Friday, November 11, 2005

Remedial Ethics at the White House.

Too funny to miss:

Bush Orders Staff to Attend Ethics Briefings; White House Counsel to Give 'Refresher' Course"
- The Washington Post, Nov. 5

GOOD morning, everyone."

"Good morning, Mr. Bonhoeffer."

"I hope everyone had an ethical weekend. I thought we'd start this morning with a situational exercise. Karl, suppose a reporter called you and said, 'I will write a very favorable article for my paper and make you look really good if you will tell me a super-duper classified national secret.' What would the correct thing to do be?"

"Tell him, 'Let me get back to you on that?'"


"All right, settle down, everyone. This is no laughing matter. Anyone?"

"I would tell the reporter, 'I could, but that would be wrong.'"

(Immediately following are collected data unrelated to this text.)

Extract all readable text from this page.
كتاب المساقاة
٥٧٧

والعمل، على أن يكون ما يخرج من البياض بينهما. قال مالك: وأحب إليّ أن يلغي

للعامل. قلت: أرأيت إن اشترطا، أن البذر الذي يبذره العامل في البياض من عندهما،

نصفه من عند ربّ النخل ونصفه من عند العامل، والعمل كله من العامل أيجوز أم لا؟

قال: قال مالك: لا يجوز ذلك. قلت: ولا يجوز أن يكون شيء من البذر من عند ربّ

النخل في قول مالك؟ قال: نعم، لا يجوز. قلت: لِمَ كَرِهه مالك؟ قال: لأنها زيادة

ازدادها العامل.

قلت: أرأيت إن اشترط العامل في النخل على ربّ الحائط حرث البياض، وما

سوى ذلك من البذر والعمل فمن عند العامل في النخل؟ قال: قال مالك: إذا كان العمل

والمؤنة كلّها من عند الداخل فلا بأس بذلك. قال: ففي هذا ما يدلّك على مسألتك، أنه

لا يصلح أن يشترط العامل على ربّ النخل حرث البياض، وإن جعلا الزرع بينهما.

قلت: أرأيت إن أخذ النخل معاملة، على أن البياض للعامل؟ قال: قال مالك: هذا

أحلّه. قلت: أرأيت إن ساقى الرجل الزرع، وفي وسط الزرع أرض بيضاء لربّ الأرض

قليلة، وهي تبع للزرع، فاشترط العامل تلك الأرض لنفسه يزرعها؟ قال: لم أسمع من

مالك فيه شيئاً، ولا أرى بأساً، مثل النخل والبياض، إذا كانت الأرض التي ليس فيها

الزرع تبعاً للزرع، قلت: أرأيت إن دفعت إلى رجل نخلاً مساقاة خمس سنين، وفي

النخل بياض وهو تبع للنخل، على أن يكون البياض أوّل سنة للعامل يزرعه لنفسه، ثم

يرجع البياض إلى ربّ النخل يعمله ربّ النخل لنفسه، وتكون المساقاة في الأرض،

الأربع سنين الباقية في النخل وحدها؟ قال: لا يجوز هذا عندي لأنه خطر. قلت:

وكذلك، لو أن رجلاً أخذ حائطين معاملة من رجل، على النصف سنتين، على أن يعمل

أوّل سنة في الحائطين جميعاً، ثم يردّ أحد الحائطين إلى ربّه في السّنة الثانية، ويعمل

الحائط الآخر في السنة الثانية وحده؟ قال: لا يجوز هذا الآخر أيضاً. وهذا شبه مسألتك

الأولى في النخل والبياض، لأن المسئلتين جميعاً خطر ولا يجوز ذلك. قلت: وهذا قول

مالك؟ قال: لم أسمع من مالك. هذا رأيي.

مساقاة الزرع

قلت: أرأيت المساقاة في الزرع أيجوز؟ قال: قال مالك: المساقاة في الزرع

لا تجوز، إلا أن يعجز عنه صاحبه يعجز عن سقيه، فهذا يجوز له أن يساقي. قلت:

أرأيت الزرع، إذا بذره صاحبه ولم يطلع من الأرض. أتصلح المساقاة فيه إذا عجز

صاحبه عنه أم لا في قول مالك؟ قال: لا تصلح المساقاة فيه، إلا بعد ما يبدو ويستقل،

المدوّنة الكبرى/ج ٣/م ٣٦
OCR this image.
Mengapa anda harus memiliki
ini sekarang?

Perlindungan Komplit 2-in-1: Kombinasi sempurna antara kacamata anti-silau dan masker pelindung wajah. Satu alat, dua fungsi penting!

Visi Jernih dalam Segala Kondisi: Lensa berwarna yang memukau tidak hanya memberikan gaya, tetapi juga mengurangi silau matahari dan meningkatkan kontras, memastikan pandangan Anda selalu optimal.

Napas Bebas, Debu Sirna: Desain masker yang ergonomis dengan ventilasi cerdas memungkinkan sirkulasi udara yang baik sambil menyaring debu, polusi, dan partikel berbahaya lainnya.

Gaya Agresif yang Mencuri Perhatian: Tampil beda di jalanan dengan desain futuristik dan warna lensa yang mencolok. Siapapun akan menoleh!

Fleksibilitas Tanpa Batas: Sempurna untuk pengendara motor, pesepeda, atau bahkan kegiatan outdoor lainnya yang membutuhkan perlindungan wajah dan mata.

"Thank you, Nicole. Technically fine, but can you tell us who in the White House first said that?"

"Bill Clinton?"

"I don't think he ever said that."

"Eleanor Roosevelt?"

"No. Anyone?"

"Spiro Agnew?"

"You're getting warmer. Karl, please put away your Blackberry. Can you tell us?"

"Richard M. Nixon, 37th president of the United States. Three-hundred-and-one electoral votes to Humphrey's 191."

"Very good. And what happened to Mr. Nixon?"

"He retired, wrote influential books and became a senior statesman."

"No, Karl, he resigned. Or didn't you have television and newspapers in Salt Lake City?"

"I went to the Nixon Library on a field trip once. They didn't say anything about any stupid resignation."

"Let's move on. Now suppose - yes, Mr. Cheney?"

"I have to go. I have a meeting."

"Please sit down. This is important."

"So's my meeting."

"Perhaps you'd like to share with us what it's about?"


"Thank you. I was planning to talk about that tomorrow, but since you've brought it up, let's talk about it now. Would you give us all an example of when you feel it is ethical to torture someone?"

"If that someone was about to launch an attack on the United States. Or making me late for a meeting. I think that under those clearly defined circumstances, tearing out their fingernails or immersing them in boiling oil would be, yes, a reasonable policy."

"I'm glad you brought up the subject of oil. Let's suppose there was an energy-related company. And a high government official, say, used to work for it. Now let's say that his country - call it Country A - went to war against Country B. And the energy-related company then got a very lucrative contract to rebuild Country B. Now let's say that the high government official agitated - indeed, pushed - his government to invade Country B in the first place. Do you see any potential conflict there?"

"None at all."

"Anyone? Yes, Harriet?"

"The vice president is the second most brilliant person I have ever met, and if he says it's O.K. to pull out people's -"

"Harriet, we're not discussing whether someone is smart."

"Sorry. I withdraw."

"I'm out of here."

"Mr. Vice President, class is not over until I - what is it, Karl? I asked you to put away your Blackberry."

"It's Tim Russert. What if he's calling to reveal the name of another undercover C.I.A. operative?"

"Then you put your hands over your ears and say loudly, 'Not listening! - La la la la la la la!' This is what Aristotle advises in Book VI of the Nicomachean Ethics. Why don't we end there for today? Don't forget the assigned reading. And a few of you still owe me papers!"